Bellingham nie mógł wyśnić sobie lepszego wejścia do nowego zespołu. Anglik po transferze do Realu błyszczy jeszcze bardziej niż podczas swojej gry w Borussii Dortmund. Wychowanek Birmingham City zdobył już w tym sezonie 11 bramek i dołożył do tego 3 asysty, będąc filarem Królewskich.
Kibiców Realu mógł więc zaniepokoić fakt, że pomocnik musiał przedwcześnie zakończyć występ przeciwko Bradze. Anglik w 89. minucie musiał zejść z boiska z powodu problemów zdrowotnych.
Carlo Ancelotti po meczu stwierdził, że to wina murawy i Bellingham poczuł problem z przywodzicielem. Włoski menedżer twierdził jednak, że Anglik bez problemu będzie mógł zagrać w sobotnim meczu przeciwko FC Barcelonie.

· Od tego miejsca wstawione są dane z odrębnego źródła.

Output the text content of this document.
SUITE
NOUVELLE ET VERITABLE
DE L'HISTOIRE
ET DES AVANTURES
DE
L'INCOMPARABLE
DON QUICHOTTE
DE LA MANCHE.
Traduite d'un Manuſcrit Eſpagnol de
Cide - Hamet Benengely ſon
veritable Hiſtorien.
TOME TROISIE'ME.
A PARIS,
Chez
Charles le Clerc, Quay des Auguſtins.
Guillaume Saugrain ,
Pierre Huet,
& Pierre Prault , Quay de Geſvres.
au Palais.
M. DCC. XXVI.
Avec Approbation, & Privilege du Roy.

W obozie Królewskich panuje przekonanie, że nowa gwiazda drużyny będzie mogła bez problemu wystąpić w Klasyku. MARCA poinformowała, że dziś reprezentant Anglii przejdzie dziś testy medyczne. Jeśli badania lekarskie nie wykażą żadnych poważniejszych kłopotów to Ancelotti będzie mógł liczyć na Bellinghama w sobotnim starciu.